Just a note that this plant can survive in zone 4 too.


On May 7, 2010, pgcarroll from Belleair, FL (Zone 9b) wrote:

I plant several of these every fall; they provide us with aromatic, tasty parsley through the winter and into spring. Then they start to bolt here in zone 9b, so we make pesto or tabbouleh out of some of them; the others are left to the black swallowtail butterflies that seem to prefer the ones in full sun. We've seen lots of eggs laid and even a chrysalis or two, but usually the cardinals get them all. Oh well, the birds have to eat, too. I also take a small pot of them on our boat when we go sailing for several months at a time. They do quite well even in the wind, just riding along in our dinghy on davits at the aft of our boat. These do not make it through our hot summers.


On Aug 2, 2009, napdognewfie from Cumberland, MD (Zone 6a) wrote:

Winters over & returns but not every year. Can be dried or chopped & frozen in ice cubes (just drop into recipe).


On May 19, 2005, Breezymeadow from Culpeper, VA (Zone 7a) wrote:

Definitely one of my "can't-live-without" herbs. I never bother with the curly variety anymore except as an occasional garnish.

Although parsley is reputed to be an extremely slow germinater from seed, sown indoors in a plastic-covered flat had mine up in 7 days without any special attention - & this from seed that was a couple of years old.

Grows well both in the garden or in containers, & will tolerate some light shade. Likes richer, moister soil than the Mediterranean-type herbs. As a biennial, it overwinters here, but the 2nd season foliage isn't quite as lush & the plants tend to bolt & go to seed fairly quickly. I tend to leave 2nd season plants to the Swallowtail caterpillars & plant a new crop for my own use each season.

Can be conta... read more


On May 18, 2005, Kauai17 from Leander, TX (Zone 8b) wrote:

I love this parsley. It has grown very fast and filled out nicely. The leaves are big and flat making it easy to chop up. The smell is wonderful and adds a great flavor to any dish.

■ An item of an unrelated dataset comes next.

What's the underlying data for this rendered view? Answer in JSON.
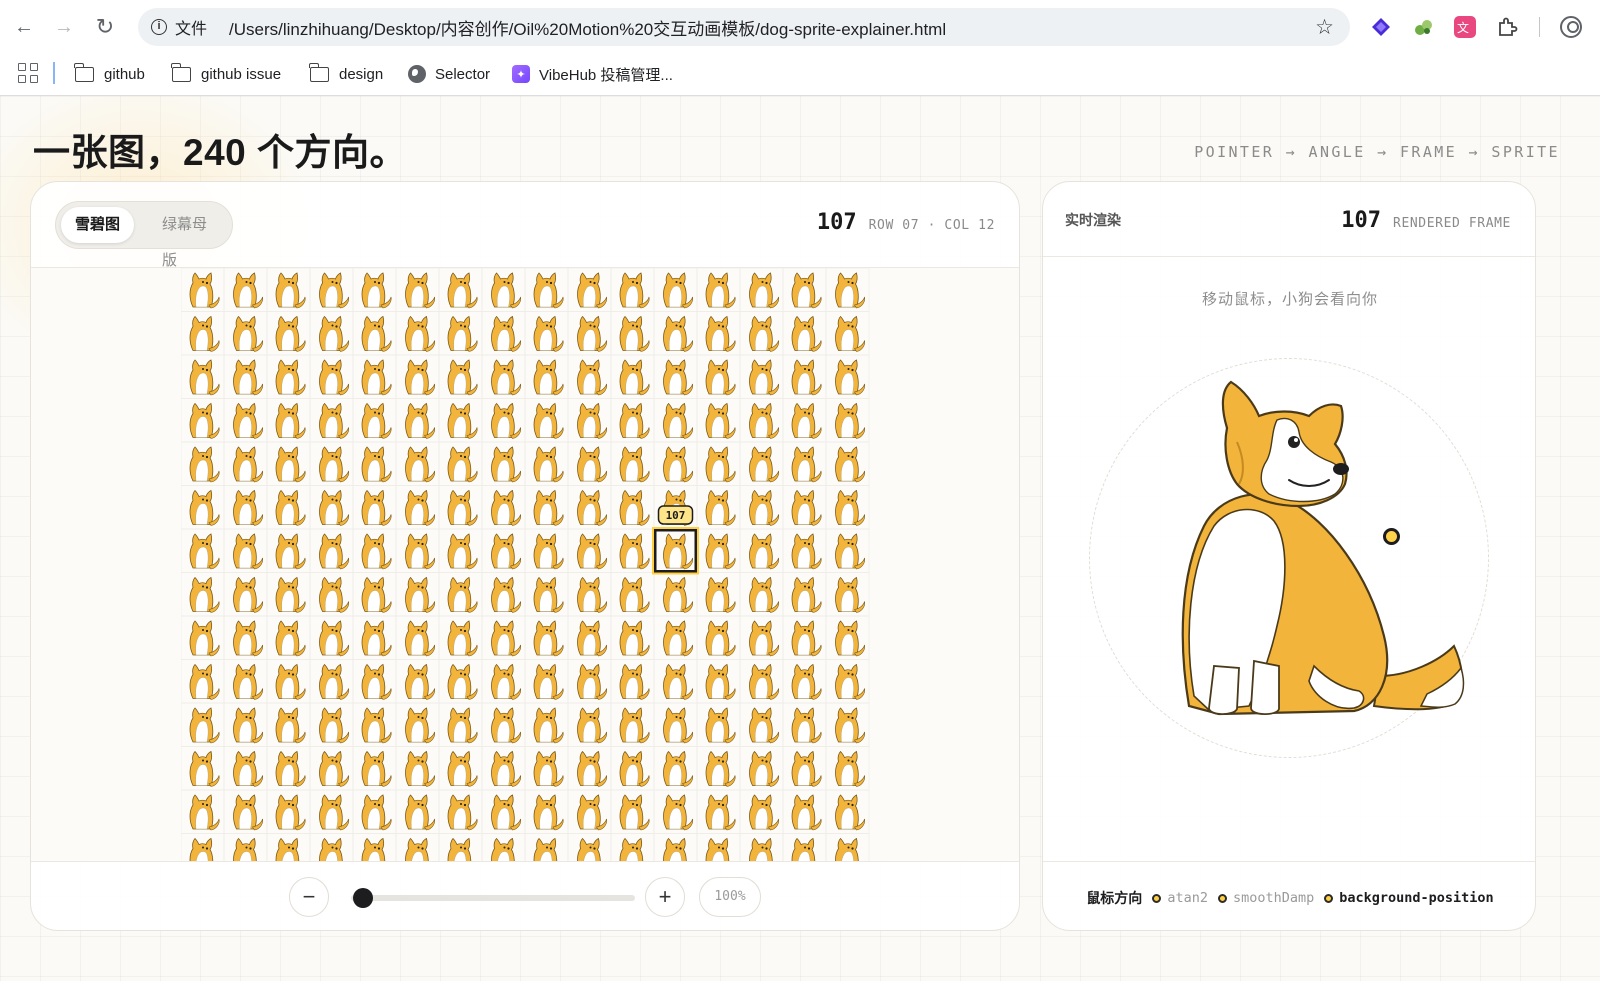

On Feb 8, 2005, DiOhio from Corning, OH (Zone 6a) wrote:

I grow this plant for butterflies. It's a host plant for Black Swallowtails. Last summer it grew to over 3' tall in part shade and by the time it flowered it had flopped over from the weight of the flowerheads, creating a safer environment for the larvae to feed.
Anyone that grows this plant for the kitchen be sure to check for caterpillars first !


On Aug 6, 2004, PurplePansies from Deal, NJ (Zone 7a) wrote:

Remember that no matter what any source tells you...... part shade is best for this plant perhaps except in the coolest climate areas.... !!!!...... watering is necessary never uuunderestimate the watering needs of this plant.......... Biennial ....... Leaves are also said to be one of the most nutrient rich foods on earth..... steep for a well...... not tasty..... but good for you tea......... :)

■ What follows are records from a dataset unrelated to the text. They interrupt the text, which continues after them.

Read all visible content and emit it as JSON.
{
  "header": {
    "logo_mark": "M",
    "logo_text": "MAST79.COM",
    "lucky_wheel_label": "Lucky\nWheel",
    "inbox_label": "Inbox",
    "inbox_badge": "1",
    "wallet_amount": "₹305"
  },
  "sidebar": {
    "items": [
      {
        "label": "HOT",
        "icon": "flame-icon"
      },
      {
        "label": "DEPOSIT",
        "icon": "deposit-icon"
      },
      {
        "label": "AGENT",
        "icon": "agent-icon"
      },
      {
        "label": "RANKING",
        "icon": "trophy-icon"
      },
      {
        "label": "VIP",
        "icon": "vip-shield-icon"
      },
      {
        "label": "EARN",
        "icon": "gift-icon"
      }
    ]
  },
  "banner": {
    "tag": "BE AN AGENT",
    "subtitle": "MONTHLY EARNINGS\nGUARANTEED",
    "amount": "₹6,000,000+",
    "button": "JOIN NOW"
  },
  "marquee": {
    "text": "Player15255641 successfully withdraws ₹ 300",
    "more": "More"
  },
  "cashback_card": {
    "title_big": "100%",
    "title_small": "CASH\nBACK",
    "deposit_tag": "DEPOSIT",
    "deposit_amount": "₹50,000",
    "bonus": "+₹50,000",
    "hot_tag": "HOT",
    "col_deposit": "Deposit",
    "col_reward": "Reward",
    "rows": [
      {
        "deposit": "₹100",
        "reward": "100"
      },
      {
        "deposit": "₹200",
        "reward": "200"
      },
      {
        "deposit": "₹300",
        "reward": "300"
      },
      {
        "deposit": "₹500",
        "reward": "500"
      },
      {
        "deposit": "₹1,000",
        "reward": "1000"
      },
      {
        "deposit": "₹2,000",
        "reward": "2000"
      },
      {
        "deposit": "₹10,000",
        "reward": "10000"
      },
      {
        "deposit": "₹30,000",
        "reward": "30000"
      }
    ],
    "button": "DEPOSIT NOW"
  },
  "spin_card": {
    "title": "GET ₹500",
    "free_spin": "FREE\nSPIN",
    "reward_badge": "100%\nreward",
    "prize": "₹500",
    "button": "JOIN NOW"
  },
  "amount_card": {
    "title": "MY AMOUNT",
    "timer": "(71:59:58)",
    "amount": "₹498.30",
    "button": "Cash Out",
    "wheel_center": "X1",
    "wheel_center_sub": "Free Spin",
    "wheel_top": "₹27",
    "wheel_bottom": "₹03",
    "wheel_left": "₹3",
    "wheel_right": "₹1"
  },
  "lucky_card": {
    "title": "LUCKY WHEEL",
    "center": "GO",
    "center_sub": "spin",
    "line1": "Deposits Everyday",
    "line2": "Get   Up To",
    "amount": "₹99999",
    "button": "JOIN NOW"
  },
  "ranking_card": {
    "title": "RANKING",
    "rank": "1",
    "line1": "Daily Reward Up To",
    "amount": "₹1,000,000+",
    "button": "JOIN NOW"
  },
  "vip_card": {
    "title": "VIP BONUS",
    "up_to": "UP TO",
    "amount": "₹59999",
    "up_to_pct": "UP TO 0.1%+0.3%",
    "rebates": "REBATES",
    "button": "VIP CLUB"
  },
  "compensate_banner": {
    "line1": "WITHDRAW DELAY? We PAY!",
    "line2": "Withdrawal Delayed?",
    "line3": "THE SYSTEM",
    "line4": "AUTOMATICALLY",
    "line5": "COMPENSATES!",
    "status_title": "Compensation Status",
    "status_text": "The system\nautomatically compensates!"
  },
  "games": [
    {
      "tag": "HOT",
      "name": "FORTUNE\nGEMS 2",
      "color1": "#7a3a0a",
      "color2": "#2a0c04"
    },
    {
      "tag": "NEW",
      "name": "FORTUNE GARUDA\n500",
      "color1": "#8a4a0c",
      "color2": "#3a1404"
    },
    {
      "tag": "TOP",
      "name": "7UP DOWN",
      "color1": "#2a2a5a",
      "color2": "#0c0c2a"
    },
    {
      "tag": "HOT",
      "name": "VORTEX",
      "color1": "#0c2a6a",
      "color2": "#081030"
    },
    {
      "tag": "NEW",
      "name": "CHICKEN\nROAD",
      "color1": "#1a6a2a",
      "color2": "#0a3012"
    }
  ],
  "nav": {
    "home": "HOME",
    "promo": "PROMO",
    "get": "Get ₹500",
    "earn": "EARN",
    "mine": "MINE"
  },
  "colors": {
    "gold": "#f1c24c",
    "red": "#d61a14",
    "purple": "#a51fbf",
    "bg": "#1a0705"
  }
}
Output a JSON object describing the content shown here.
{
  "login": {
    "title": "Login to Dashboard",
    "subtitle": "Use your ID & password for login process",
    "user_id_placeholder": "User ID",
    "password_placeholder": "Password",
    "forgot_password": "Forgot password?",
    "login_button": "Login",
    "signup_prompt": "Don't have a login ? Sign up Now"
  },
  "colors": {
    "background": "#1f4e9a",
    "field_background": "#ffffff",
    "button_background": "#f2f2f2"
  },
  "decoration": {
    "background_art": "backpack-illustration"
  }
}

On May 26, 2004, foodiesleuth from Honomu, HI (Zone 11) wrote:

My favorite type parsley also...but I have never seen it flower!!!

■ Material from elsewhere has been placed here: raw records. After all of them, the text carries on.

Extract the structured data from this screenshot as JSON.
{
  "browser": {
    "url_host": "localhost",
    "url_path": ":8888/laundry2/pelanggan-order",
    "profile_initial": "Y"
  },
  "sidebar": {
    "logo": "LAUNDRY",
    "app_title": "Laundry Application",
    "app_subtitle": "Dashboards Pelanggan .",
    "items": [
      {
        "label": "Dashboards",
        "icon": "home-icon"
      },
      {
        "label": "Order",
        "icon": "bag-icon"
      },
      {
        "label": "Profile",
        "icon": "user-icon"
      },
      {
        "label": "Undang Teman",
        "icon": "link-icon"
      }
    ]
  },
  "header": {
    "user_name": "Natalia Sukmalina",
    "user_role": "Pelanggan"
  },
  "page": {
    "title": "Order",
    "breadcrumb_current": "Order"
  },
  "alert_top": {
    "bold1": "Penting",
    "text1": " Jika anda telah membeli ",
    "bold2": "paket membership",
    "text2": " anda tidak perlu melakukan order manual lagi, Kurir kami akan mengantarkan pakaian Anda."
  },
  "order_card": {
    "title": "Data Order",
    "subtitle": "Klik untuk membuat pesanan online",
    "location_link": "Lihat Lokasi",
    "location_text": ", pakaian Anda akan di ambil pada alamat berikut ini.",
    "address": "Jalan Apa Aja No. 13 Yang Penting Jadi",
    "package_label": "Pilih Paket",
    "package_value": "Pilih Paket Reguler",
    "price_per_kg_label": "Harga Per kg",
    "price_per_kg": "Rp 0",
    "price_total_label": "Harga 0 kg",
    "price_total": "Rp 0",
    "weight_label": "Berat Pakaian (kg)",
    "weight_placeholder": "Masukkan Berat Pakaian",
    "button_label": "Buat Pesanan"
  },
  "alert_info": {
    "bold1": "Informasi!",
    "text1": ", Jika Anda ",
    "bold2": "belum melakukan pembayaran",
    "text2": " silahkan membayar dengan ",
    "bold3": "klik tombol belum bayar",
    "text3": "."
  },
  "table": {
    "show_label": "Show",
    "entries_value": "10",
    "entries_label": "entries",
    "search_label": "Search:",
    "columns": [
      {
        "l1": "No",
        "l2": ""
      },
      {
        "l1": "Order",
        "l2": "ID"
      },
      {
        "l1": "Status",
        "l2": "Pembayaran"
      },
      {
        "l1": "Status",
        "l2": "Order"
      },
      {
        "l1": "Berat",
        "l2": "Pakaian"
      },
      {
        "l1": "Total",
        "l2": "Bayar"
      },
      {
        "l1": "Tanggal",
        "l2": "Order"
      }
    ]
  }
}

I couldn't seem to be able to grow this for quite a while, as everytime I tried, snails would come crawling and devour it....this and the past year are the first I have been succesful growing it and have a nice patch in the yard at the moment. No idea of why the snails didn't get it this time...


On May 25, 2004, jjergins from Abilene, TX (Zone 7a) wrote:

I allow this to flower and use it in flower arrangements as I would use baby's breath, which I have not grown sucessfully. My plants have masses of flowers in their second spring and summer.


On Jun 20, 2003, AnnieMo wrote:

Strong flavor, very easy to grow in windowbox or single planter in the window (in the Rockies of Colorado) - takes water and turning the pot regularly to keep a nice round plant. I pinch off the "overgrowth", put it in a zip lock baggy and place in the door of the freezer or give away to friends. Have fun!


On Aug 31, 2002, Weezingreens from Seward, AK (Zone 3b) wrote:

Italian or Flat-leaf parsley generally has a more pungent, sweet flavor than the curly varieties and is rich in iron, as well as vitamins A, B, & C. It is the choice parsley for drying, as well. Though technically a biennial, it is often grown as an annual herb where it cannot winter over.


On Aug 31, 2002, Terry from Murfreesboro, TN (Zone 7a) wrote:

My favorite parsley - it has better flavor and is easier to dice than the curly type. Dries nice, too.